Le président de l’association « La Chaine » Joseph Kignoumbi Kia Mboungou a rappelé sans gants le mercredi 14 octobre au cours d’une conférence de presse à Brazzaville qu’il reste constant dans sa position du NON au changement de la constitution et à l’organisation du par le gouvernement du référendum le 25 Octobre prochain. « Ne pas voir le danger arriver c’est faire comme l’autruche », a dit le Président de « La Chaine » qui du reste ajoute : « Devant l’obstacle, reculons ». Devant donc le risque de l’implosion, Joseph Kignoumbi Kia Mboungou qui dit voir monter des nuages , a dit avoir pris l’initiative de discuter avec des leaders politiques de la majorité et ceux de l’opposition radicale. Tous ses interlocuteurs, a-t-il dit, lui ont prêté une oreille attentive, même si ce dernier n’a pas daigné citer nommément les acteurs politiques qu’il a contactés. Cette réticence peut-elle ouvrir la voie à des doutes sur la véracité de son propos ? Ce qui est sûr c’est que le Congo a besoin de sauver sa paix. Les discussions qui vont dans ce sens ne devraient elles donc pas bénéficier d’une plus grande communication et d’une transparence ? Peut-être que le Président de « La Chaine » en communiquant plus clairement sur sa démarche marquerait des points politiques en cette période où le Congo a réellement besoin d’un »Moïse » devant les tensions de ces derniers jours dans le pays.

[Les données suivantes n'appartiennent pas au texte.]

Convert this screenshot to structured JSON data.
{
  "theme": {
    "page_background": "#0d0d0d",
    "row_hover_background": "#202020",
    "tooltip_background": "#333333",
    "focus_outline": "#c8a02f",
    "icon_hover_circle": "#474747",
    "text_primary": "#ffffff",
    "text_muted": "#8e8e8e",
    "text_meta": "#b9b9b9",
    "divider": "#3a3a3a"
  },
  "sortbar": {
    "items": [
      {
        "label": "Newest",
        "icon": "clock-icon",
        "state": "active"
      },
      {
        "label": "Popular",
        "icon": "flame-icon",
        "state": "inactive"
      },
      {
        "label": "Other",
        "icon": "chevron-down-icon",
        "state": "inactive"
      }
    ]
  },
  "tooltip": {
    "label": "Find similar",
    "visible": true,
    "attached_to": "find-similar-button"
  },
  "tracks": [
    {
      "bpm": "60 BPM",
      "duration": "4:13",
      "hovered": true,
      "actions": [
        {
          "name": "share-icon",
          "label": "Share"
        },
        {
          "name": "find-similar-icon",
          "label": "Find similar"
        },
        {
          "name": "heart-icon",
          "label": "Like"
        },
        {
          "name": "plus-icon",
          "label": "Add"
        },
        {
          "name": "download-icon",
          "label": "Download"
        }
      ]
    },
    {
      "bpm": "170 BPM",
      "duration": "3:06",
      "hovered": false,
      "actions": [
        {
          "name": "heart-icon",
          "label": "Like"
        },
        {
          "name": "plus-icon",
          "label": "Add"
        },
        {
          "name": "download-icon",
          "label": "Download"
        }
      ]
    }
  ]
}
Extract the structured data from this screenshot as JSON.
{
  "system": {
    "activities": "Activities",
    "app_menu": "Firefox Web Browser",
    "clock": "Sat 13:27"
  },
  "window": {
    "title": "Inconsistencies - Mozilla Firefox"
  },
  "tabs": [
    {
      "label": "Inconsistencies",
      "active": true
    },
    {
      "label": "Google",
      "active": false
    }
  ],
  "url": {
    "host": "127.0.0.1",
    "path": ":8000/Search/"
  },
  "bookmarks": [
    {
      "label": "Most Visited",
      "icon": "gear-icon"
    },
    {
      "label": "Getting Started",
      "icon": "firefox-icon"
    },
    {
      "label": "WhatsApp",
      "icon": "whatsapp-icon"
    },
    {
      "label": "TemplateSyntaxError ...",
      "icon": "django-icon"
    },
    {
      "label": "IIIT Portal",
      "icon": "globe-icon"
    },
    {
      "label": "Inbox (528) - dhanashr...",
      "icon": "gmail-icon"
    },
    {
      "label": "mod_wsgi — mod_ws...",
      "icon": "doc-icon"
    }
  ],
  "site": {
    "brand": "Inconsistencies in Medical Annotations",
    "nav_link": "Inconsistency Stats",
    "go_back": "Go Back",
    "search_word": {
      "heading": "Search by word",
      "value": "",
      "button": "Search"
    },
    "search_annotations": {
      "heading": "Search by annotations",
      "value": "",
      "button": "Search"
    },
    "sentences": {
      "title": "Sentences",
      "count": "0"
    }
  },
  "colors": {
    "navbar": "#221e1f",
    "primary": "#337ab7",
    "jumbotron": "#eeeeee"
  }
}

Parlant du changement de la constitution, Joseph Kignoumbi Kia Mboungou a rappelé qu’au dialogue de Sibiti, il n’y a pas eu consensus sur le sujet. Il n’y avait de consensus que sur la gouvernance électorale. Mais là encore, constate -t-il , la commission électorale n’est pas organisée comme l’avait décidé Sibiti. « Le corps électoral n’est pas maîtrisé », dit-il. Interrogé sur le projet de Constitution soumis au référendum, Joseph Kignoumbi Kia Mboungou , membre du bureau de l’Assemblée nationale a dit ne pas avoir reçu la mouture par voie officielle et a dû se la procurer pas des voies détournées le 13 Octobre. Pour lui , il est un exercice difficile que de soumettre en lecture au peuple une constitution de 246 articles en quelques jours et lui demander de se prononcer sur celui-ci. Aussi, Joseph Kignoumbi Kia Mboungou pointe –t-il du doigt le temps de rédaction du projet de Constitution. Trois jours dit-il. Pour le Président de « La Chaine », ceux qui sont pour le OUI doivent convaincre.

ANALYSE

La médiation avec une opposition radicale et une majorité hostile aux concessions

Devant deux camps aux positions tranchées, la démarche de Joseph Kignoumbi Kia Mboungou ne s’annonce pas des plus aisées. Pourra t-il convaincre l’opposition à renoncer à son méga meeting du 20 septembre au Boulevard Alfred Raoul ? C’est ce qui serait la première victoire de sa démarche. Pourra –t-il obtenir d’elle autant que de la Majorité une phrase du genre « Devant les tensions que suscite l’organisation du référendum, nous sommes d’accord pour des discussions dans l’intérêt supérieur de la nation ». Les Congolais ont su par le passé régler leurs différents par eux même. Pourquoi donc ne pas souhaiter bon vent au Sieur Kignoumbi ? Il lui reste peu de temps. Mais trop de gens à convaincre.

ANALYSE

Changement de la Constitution : relisons le communiqué final de Sibiti ?

Le communiqué final du Dialogue de Sibiti est clair. Il n’utilise le mot consensus que pour le rapport des travaux de la commission Gouvernance électorale. Concernant l’évolution des institutions, il ne fait que constater l’existence de trois tendances. Les pro maintien de l’actuelle constitution, les pro révision et les pro changement. Après avoir présenté les trois tendances, le communiqué final fait observer qu’une large majorité s’est dégagée en faveur du changement de la Constitution. Après quoi, sans trop comprendre comment, le communiqué final dit nous citons : « A cet effet les réformes à engager à engager porteront sur : … ( citation des différentes réformes). Or la majorité n’est pas le consensus. Il parait alors étonnant aux yeux de nombreux observateurs que se forme aujourd'hui un courant dit du consensus de Sibiti.